Posted by: Matt Weiner on December 3, 2002 07:59 AM

“Anyway, you got figures on how much of the higher costs are due to state-owned industry and trade restraints, and how much due to bad infrastructure?”

Why debate which is higher? This seems pointless. Both are greatly responsible for Mexico’s economic difficulties. I see no reason to dwell upon how many angels can sit on the head of a needle.

“Do you think the US's state-owned highway system raises or lowers costs for US producers?”

I most certainly believe that our tax dollars have been most used wisely. Of course our highway system lowers costs for the US producers---who then can pass them along to the consumer.

“Your new version:
"As though, if those barriers and monopolies were eliminated, the fairy godmother of the marketplace would magically equalize cost for the majority of Mexicans"is beside the point, as the Economist was specifically talking about costs for farmers.”

So? There’s no valid reason whatsoever to make a fine distinction between farmers, fishermen, automobile manufactures, or whatever. The principle remains the same. The gods of creative destruction exact a cruel price from all of them.

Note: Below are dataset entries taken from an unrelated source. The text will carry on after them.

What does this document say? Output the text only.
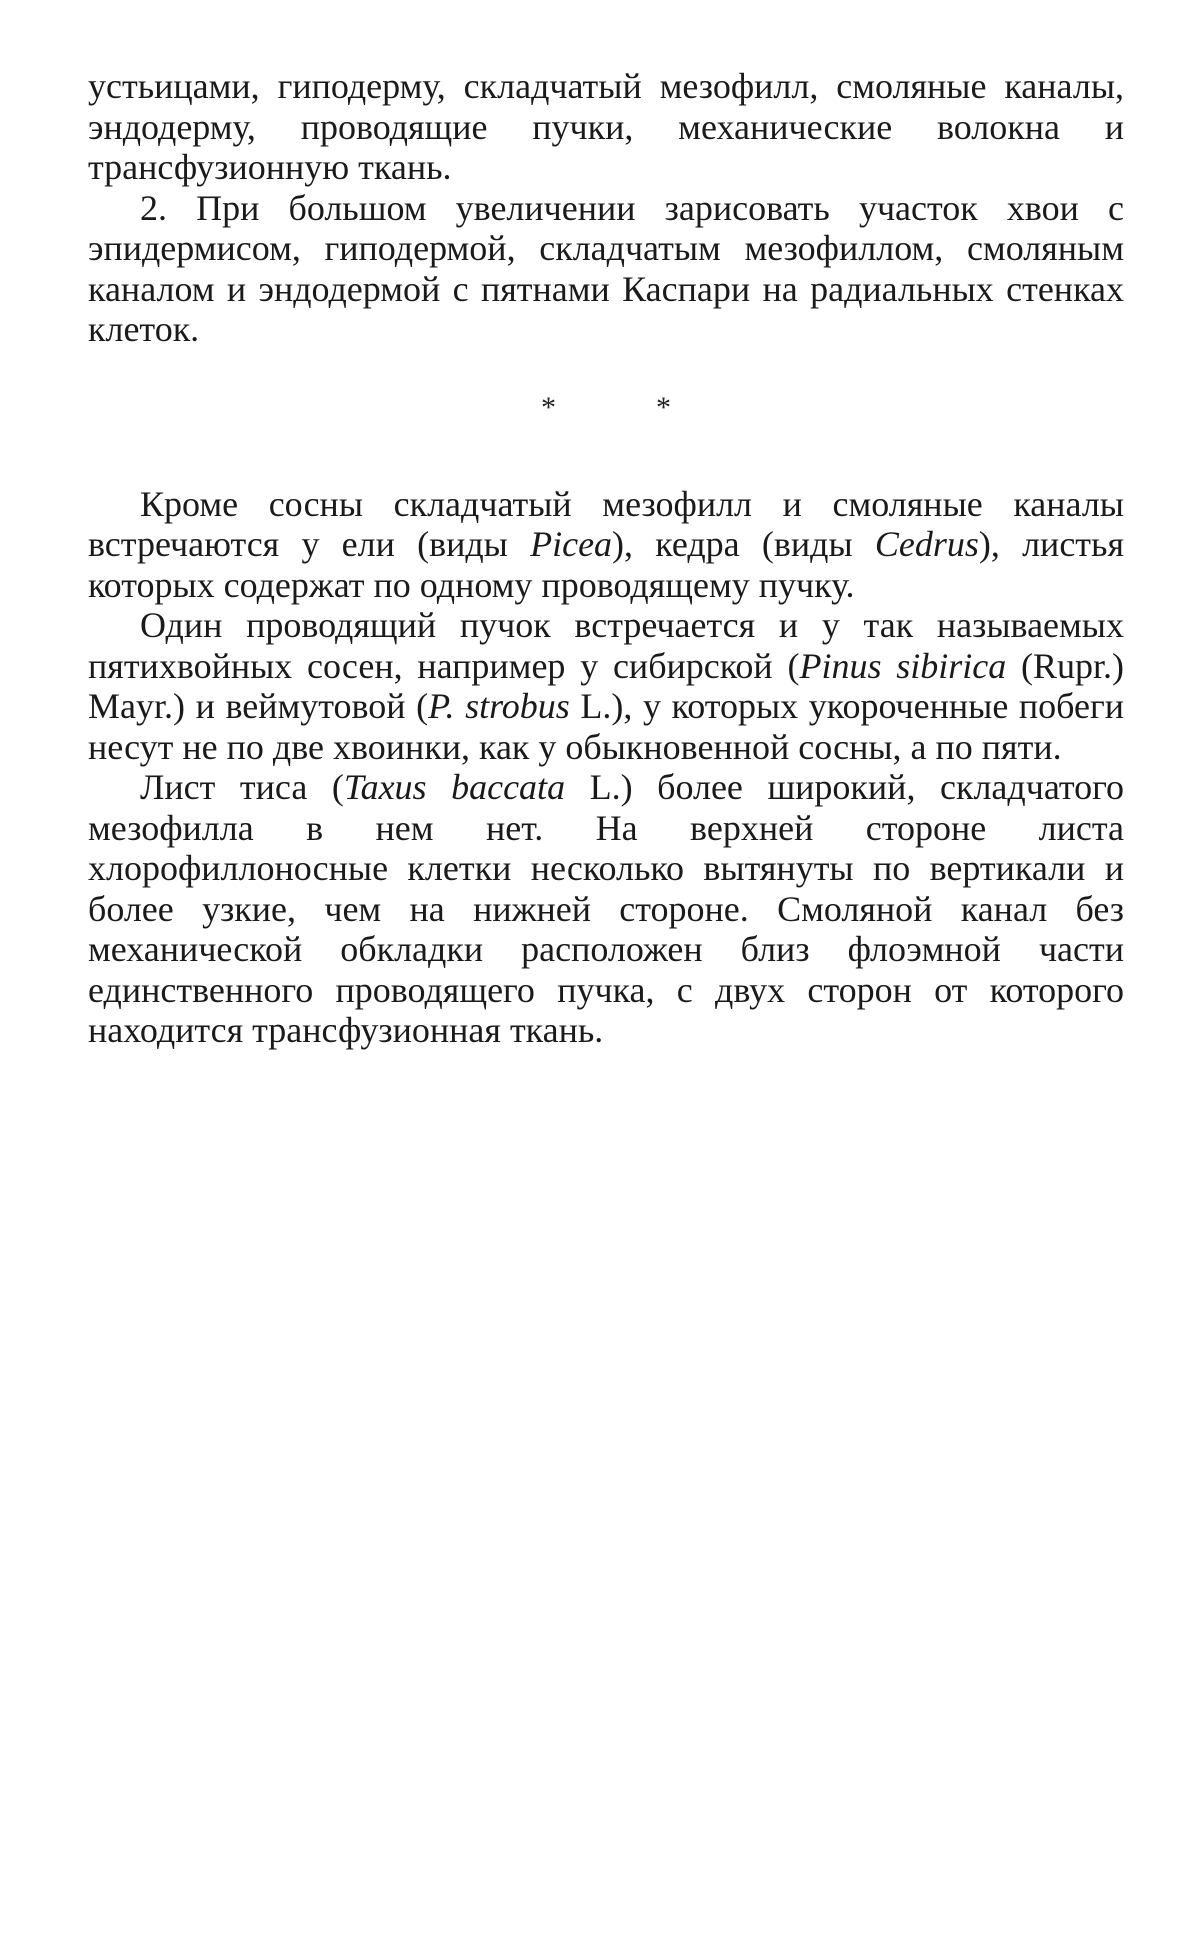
устьицами, гиподерму, складчатый мезофилл, смоляные каналы, эндодерму, проводящие пучки, механические волокна и трансфузионную ткань.

2. При большом увеличении зарисовать участок хвои с эпидермисом, гиподермой, складчатым мезофиллом, смоляным каналом и эндодермой с пятнами Каспари на радиальных стенках клеток.

*	*

Кроме сосны складчатый мезофилл и смоляные каналы встречаются у ели (виды Picea), кедра (виды Cedrus), листья которых содержат по одному проводящему пучку.

Один проводящий пучок встречается и у так называемых пятихвойных сосен, например у сибирской (Pinus sibirica (Rupr.) Mayr.) и веймутовой (P. strobus L.), у которых укороченные побеги несут не по две хвоинки, как у обыкновенной сосны, а по пяти.

Лист тиса (Taxus baccata L.) более широкий, складчатого мезофилла в нем нет. На верхней стороне листа хлорофиллоносные клетки несколько вытянуты по вертикали и более узкие, чем на нижней стороне. Смоляной канал без механической обкладки расположен близ флоэмной части единственного проводящего пучка, с двух сторон от которого находится трансфузионная ткань.
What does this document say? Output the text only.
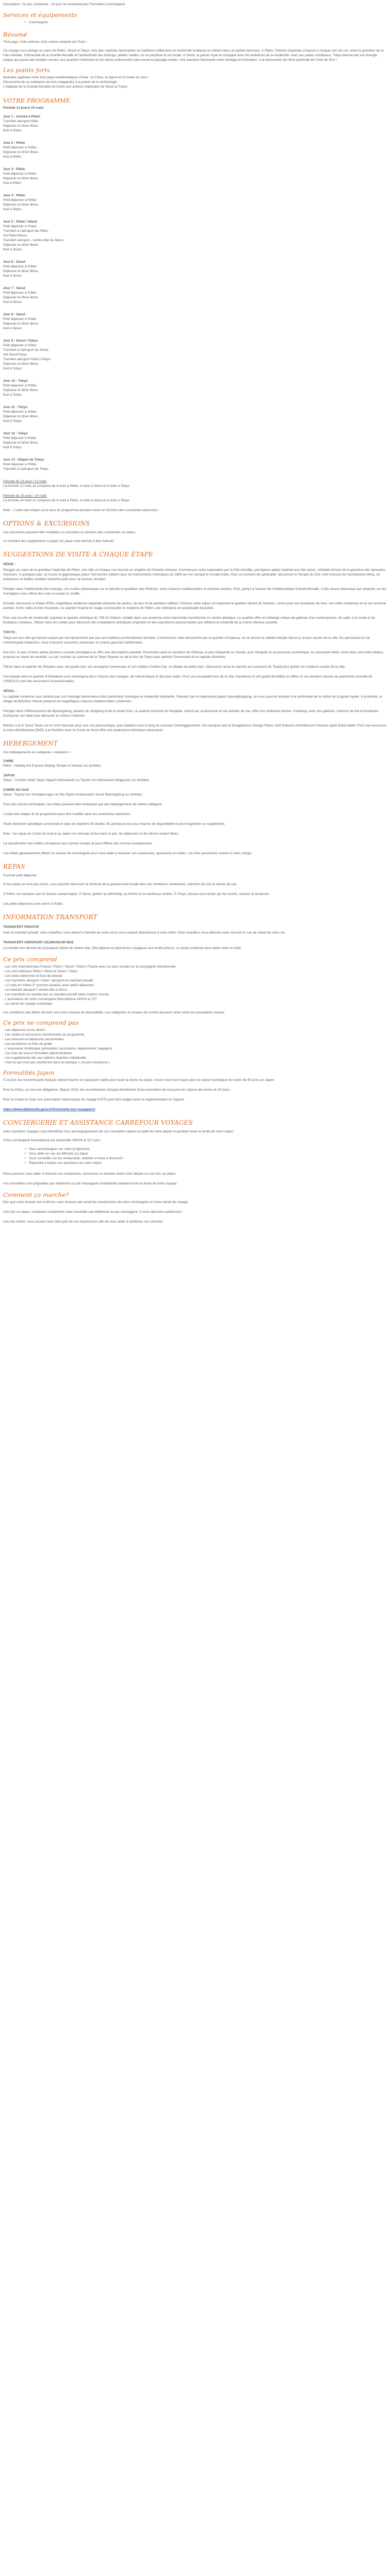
Description: Ce prix comprend : Ce prix ne comprend pas Formalités Conciergerie

Services et équipements
• Conciergerie
Résumé

Trois pays, trois cultures, trois visions uniques de l'Asie !

Ce voyage vous plonge au cœur de Pékin, Séoul et Tokyo, trois des capitales fascinantes où traditions millénaires et modernité éclatante se mêlent dans un parfait harmonie. À Pékin, l'histoire impériale s'impose à chaque coin de rue, entre la grandeur de la Cité Interdite, l'immensité de la Grande Muraille et l'authenticité des hutongs, petites ruelles, où se perpétue la vie locale. À Séoul, le passé royal se conjugue avec les ambitions de la modernité, avec ses palais somptueux. Tokyo étonne par son énergie unique qui passe des temples sereins aux quartiers futuristes où les néons redessinent sans cesse le paysage urbain. Une aventure fascinante entre héritage et innovation, à la découverte de l'âme profonde de l'Asie de l'Est !

Les points forts
Itinéraire captivant entre trois pays emblématiques d'Asie : la Chine, la Japon et la Corée du Sud !
Découverte de un ambiance de trois mégapoles à la pointe de la technologie
L'étapede de la Grande Muraille de Chine aux ambres impériales de Séoul et Tokyo
VOTRE PROGRAMME

Période 13 jours/ 10 nuits

Jour 1 : Arrivée à Pékin
Transfert aéroport hôtel.
Déjeuner et dîner libres.
Nuit à Pékin.
Jour 2 : Pékin
Petit déjeuner à l'hôtel.
Déjeuner et dîner libres.
Nuit à Pékin.
Jour 3 : Pékin
Petit déjeuner à l'hôtel.
Déjeuner et dîner libres.
Nuit à Pékin.
Jour 4 : Pékin
Petit déjeuner à l'hôtel.
Déjeuner et dîner libres.
Nuit à Pékin.
Jour 5 : Pékin / Séoul
Petit déjeuner à l'hôtel.
Transfert à l'aéroport de Pékin.
Vol Pékin/Séoul.
Transfert aéroport - centre-ville de Séoul.
Déjeuner et dîner libres.
Nuit à Séoul.
Jour 6 : Séoul
Petit déjeuner à l'hôtel.
Déjeuner et dîner libres.
Nuit à Séoul.
Jour 7 : Séoul
Petit déjeuner à l'hôtel.
Déjeuner et dîner libres.
Nuit à Séoul.
Jour 8 : Séoul
Petit déjeuner à l'hôtel.
Déjeuner et dîner libres.
Nuit à Séoul.
Jour 9 : Séoul / Tokyo
Petit déjeuner à l'hôtel.
Transfert à l'aéroport de Séoul.
Vol Séoul/Tokyo.
Transfert aéroport hôtel à Tokyo.
Déjeuner et dîner libres.
Nuit à Tokyo.
Jour 10 : Tokyo
Petit déjeuner à l'hôtel.
Déjeuner et dîner libres.
Nuit à Tokyo.
Jour 11 : Tokyo
Petit déjeuner à l'hôtel.
Déjeuner et dîner libres.
Nuit à Tokyo.
Jour 12 : Tokyo
Petit déjeuner à l'hôtel.
Déjeuner et dîner libres.
Nuit à Tokyo.
Jour 13 : Départ de Tokyo
Petit déjeuner à l'hôtel.
Transfert à l'aéroport de Tokyo.
Période de 13 jours / 12 nuits
La formule 12 nuits se compose de 4 nuits à Pékin, 4 nuits à Séoul et 4 nuits à Tokyo.
Période de 15 jours / 14 nuits
La formule 14 nuits se compose de 4 nuits à Pékin, 4 nuits à Séoul et 6 nuits à Tokyo.

Note : L'ordre des étapes et le sens du programme peuvent varier en fonction des contraintes aériennes.

OPTIONS & EXCURSIONS

Les excursions peuvent être modifiées ou annulées en fonction des contraintes sur place.

Le montant des suppléments à payer sur place sont donnés à titre indicatif.

SUGGESTIONS DE VISITE À CHAQUE ÉTAPE

PÉKIN :

Plongez au cœur de la grandeur impériale de Pékin, une ville où chaque rue raconte un chapitre de l'histoire chinoise. Commencez votre exploration par la Cité Interdite, prestigieux palais impérial aux toits dorés, véritable témoin de la grandeur des dynasties chinoises. À quelques pas, se trouve la gigantesque place Tian'anmen célèbre pour les événements historiques de 1989 qui ont marqué le monde entier. Pour un moment de spiritualité, découvrez le Temple du Ciel, chef d'œuvre de l'architecture Ming, où empereurs et fidèles venaient autrefois prier pour de bonnes récoltes.

Plongez dans l'authenticité des hutongs, ces ruelles pittoresques où se dévoile le quotidien des Pékinois, entre maisons traditionnelles et marchés animés. Puis, partez à l'assaut de l'emblématique Grande Muraille. Cette œuvre titanesque qui serpente sur les montagnes vous offrira des vues à couper le souffle.

Ensuite, découvrez le Palais d'Été, magnifique résidence impériale entourée de jardins, de lacs et de pavillons raffinés. Finissez votre séjour en explorant le quartier vibrant de Sanlitun, connu pour ses boutiques de luxe, ses cafés modernes et sa vie nocturne animée. Entre cafés et bars branchés, ce quartier incarne le visage cosmopolite et moderne de Pékin, une métropole en perpétuelle évolution.

Pour une touche de modernité, explorez le quartier artistique du 798 Art District, installé dans une ancienne zone industrielle transformée en centre artistique. Le quartier offre un mélange unique de galeries d'art contemporain, de cafés à la mode et de boutiques créatives. Flânez dans les ruelles pour découvrir des installations artistiques originales et des expositions passionnantes qui reflètent la créativité de la scène chinoise actuelle.

TOKYO :

Tokyo est une ville qui fascine autant par son dynamisme que par ses traditions profondément ancrées. Commencez votre découverte par le quartier d'Asakusa, où se dresse le célèbre temple Senso-ji, le plus ancien de la ville. En parcourant la rue commerçante Nakamise, vous trouverez souvenirs artisanaux et snacks japonais traditionnels.

Non loin, le parc d'Ueno abrite plusieurs musées prestigieux et offre une atmosphère paisible. Poursuivez avec le carrefour de Shibuya, le plus fréquenté au monde, puis Harajuku et sa jeunesse excentrique. Le sanctuaire Meiji, niché dans une forêt urbaine, propose un havre de sérénité. Le soir, montez au sommet de la Tokyo Skytree ou de la tour de Tokyo pour admirer l'immensité de la capitale illuminée.

Flânez dans le quartier de Shinjuku avec ses gratte-ciel, ses enseignes lumineuses et son célèbre Golden Gai, un dédale de petits bars. Découvrez aussi le marché aux poissons de Tsukiji pour goûter les meilleurs sushis de la ville.

Une balade dans le quartier d'Akihabara vous immergera dans l'univers des mangas, de l'électronique et des jeux vidéo. Pour une escapade hors de la ville, Kamakura et son grand Bouddha ou Nikko et ses temples classés au patrimoine mondial de l'UNESCO sont des excursions incontournables.

SÉOUL :

La capitale coréenne vous séduira par son mélange harmonieux entre patrimoine historique et modernité trépidante. Débutez par le majestueux palais Gyeongbokgung, où vous pourrez assister à la cérémonie de la relève de la garde royale. À proximité, le village de Bukchon Hanok préserve de magnifiques maisons traditionnelles coréennes.

Plongez dans l'effervescence de Myeongdong, paradis du shopping et de la street food. Le quartier branché de Hongdae, animé par sa jeunesse et ses artistes de rue, offre une ambiance festive. Insadong, avec ses galeries, maisons de thé et boutiques d'artisanat, est idéal pour découvrir la culture coréenne.

Montez à la N Seoul Tower sur le mont Namsan pour une vue panoramique, puis baladez-vous le long du ruisseau Cheonggyecheon. Ne manquez pas le Dongdaemun Design Plaza, chef-d'œuvre d'architecture futuriste signé Zaha Hadid. Pour une excursion, la zone démilitarisée (DMZ) à la frontière avec la Corée du Nord offre une expérience historique saisissante.

HEBERGEMENT

Vos hébergements en catégorie « standard » :

CHINE
Pékin : Holiday Inn Express Beijing Temple of Heaven ou similaire
JAPON
Tokyo : Comfort Hotel Tokyo Higashi Nihonbashi ou Toyoko Inn Nihonbashi Ningyocho ou similaire
CORÉE DU SUD
Séoul : Toyoko Inn Yeongdeungpo ou Ibis Styles Ambassador Seoul Myeongdong ou similaire

Pour des raisons techniques, les hôtels peuvent être remplacés par des hébergements de même catégorie.

L'ordre des étapes et du programme peut être modifié selon les contraintes aériennes.

Toute demande spécifique concernant le type de chambre (lit double, lits jumeaux) est sous réserve de disponibilité et peut engendrer un supplément.

Note : les repas en Corée du Sud et au Japon ne sont pas inclus dans le prix, les déjeuners et les dîners restent libres.

La classification des hôtels correspond aux normes locales et peut différer des normes européennes.

Les hôtels généralement offrent un service de conciergerie pour vous aider à réserver vos restaurants, spectacles et visites. Les frais personnels restent à votre charge.

REPAS

Formule petit déjeuner :

Si les repas ne sont pas inclus, vous pourrez découvrir la richesse de la gastronomie locale dans les nombreux restaurants, marchés de nuit et stands de rue.

À Pékin, ne manquez pas le fameux canard laqué. À Séoul, goûtez au bibimbap, au kimchi et au barbecue coréen. À Tokyo, laissez-vous tenter par les sushis, ramens et tempuras.

Les petits déjeuners sont servis à l'hôtel.

INFORMATION TRANSPORT

TRANSFERT PRIVATIF

Avec le transfert privatif, votre chauffeur vous attend à l'arrivée de votre vol et vous conduit directement à votre hôtel. Votre chauffeur vous attendra sans surcoût en cas de retard de votre vol.

TRANSFERT AÉROPORT KILIMANOUR BUS

La navette bus dessert les principaux hôtels du centre-ville. Elle dépose et reprend les voyageurs aux arrêts prévus. Le temps d'attente peut varier selon le trafic.

Ce prix comprend
- Les vols internationaux France / Pékin / Séoul / Tokyo / France avec ou sans escale sur la compagnie sélectionnée
- Les vols intérieurs Pékin / Séoul et Séoul / Tokyo
- Les taxes aériennes et frais de dossier
- Les transferts aéroport / hôtel / aéroport en transfert privatif
- 12 nuits en hôtels 3* (normes locales) avec petits déjeuners
- Le transfert aéroport / centre-ville à Séoul
- Les transferts en navette bus ou transfert privatif selon l'option choisie
- L'assistance de notre conciergerie francophone 24h/24 et 7j/7
- Le carnet de voyage numérique

Les conditions des billets de train sont sous réserve de disponibilité. Les catégories et niveaux de confort peuvent varier selon les prestataires locaux.

Ce prix ne comprend pas
- Les déjeuners et les dîners
- Les visites et excursions mentionnées au programme
- Les boissons et dépenses personnelles
- Les pourboires et frais de guide
- L'assurance multirisque (annulation, assistance, rapatriement, bagages)
- Les frais de visa et formalités administratives
- Les suppléments liés aux options chambre individuelle
- Tout ce qui n'est pas mentionné dans la rubrique « Ce prix comprend »
Formalités Japon

À ce jour, les ressortissants français doivent fournir un passeport valide pour toute la durée du séjour. Aucun visa n'est requis pour un séjour touristique de moins de 90 jours au Japon.

Pour la Chine, un visa est obligatoire. Depuis 2024, les ressortissants français bénéficient d'une exemption de visa pour les séjours de moins de 30 jours.

Pour la Corée du Sud, une autorisation électronique de voyage K-ETA peut être exigée selon la réglementation en vigueur.

https://www.diplomatie.gouv.fr/fr/conseils-aux-voyageurs/

CONCIERGERIE ET ASSISTANCE CARREFOUR VOYAGES

Avec Carrefour Voyages vous bénéficiez d'un accompagnement de vos conseillers depuis la veille de votre départ et pendant toute la durée de votre séjour.

Votre conciergerie francophone est disponible 24h/24 et 7j/7 pour :

• Vous accompagner sur votre programme
• Vous aider en cas de difficulté sur place
• Vous conseiller sur les restaurants, activités et lieux à découvrir
• Répondre à toutes vos questions sur votre séjour

Nous pouvons vous aider à réserver vos restaurants, excursions et activités avant votre départ ou une fois sur place.

Vos conseillers sont joignables par téléphone ou par messagerie instantanée pendant toute la durée de votre voyage.

Comment ça marche?

Dès que votre dossier est confirmé, vous recevez par email les coordonnées de votre conciergerie et votre carnet de voyage.

Une fois sur place, contactez simplement votre conseiller par téléphone ou par messagerie, il vous répondra rapidement.

Une fois rentré, vous pouvez nous faire part de vos impressions afin de nous aider à améliorer nos services.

Posted by: David Thomson on December 3, 2002 08:36 AM

David,
Much as I hate to say it, it seems as though we hardly disagree on anything here. I agree that Mexican government corruption (and other inefficiencies) probably contributes to high costs for farmers; you agree that bad infrastructure probably contributes, and that a wise use of tax dollars (like the US highways) can lower costs, which can be passed on to consumers.

We also seem to agree that Mexico's farmers are in for a bad time under full implementation of NAFTA, even if I wouldn't ever use the phrase "the gods of creative destruction."

The question is whether the Economist is taking the loony position I ascribed to it, that Mexico's high costs are solely due to insufficient competition. That really seems to be the implication of this sentence: "[Mexico's farmers] are saddled with artificially high costs because much of the rest of the economy consists of public or private monopolies sheltering behind legal and constitutional barriers to competition."

I mean, whenever someone says to me "The Steelers lost the 2002 AFC title game because Kordell Stewart threw two late interceptions," I take it that they're placing all the blame on Kordell, and I whine, "What about the punt and blocked field goal that got returned for touchdowns?"

Anyway, I do see commentary from economists that seems based on the idea that all (not some) problems are due to lack of market freedom. I remember, when Paul Krugman said that the problem with California deregulation wasn't too little markets but too much, some goofballs with a web site headlined this as "Paul Krugman is a socialist!" (Which, among economists, may be worse than calling someone a Nazi.)

I admit, interpreting the Economist in light of these goofballs may be as bad as interpreting Martha Burk in light of Mary Daly. As I've said, I'm open to arguments that the Economist doesn't mean what I think they do. Not many people seem to be reading this thread, alas.

Posted by: Matt Weiner on December 3, 2002 01:12 PM

Canim umarim isine yarar

Posted by: Mehmet Ali Akça on February 20, 2003 03:19 PM

Canim umarim isine yarar

Posted by: Mehmet Ali Akça on February 20, 2003 03:21 PM

It sounds like we are going backwards into an "Economic Feudalism". We are here to serve our Masters at the expense of self reliance.

Posted by: Janell Barger on July 1, 2003 09:30 PM

It sounds like we are going backwards into an "Economic Feudalism". We are here to serve our Masters at the expense of self reliance.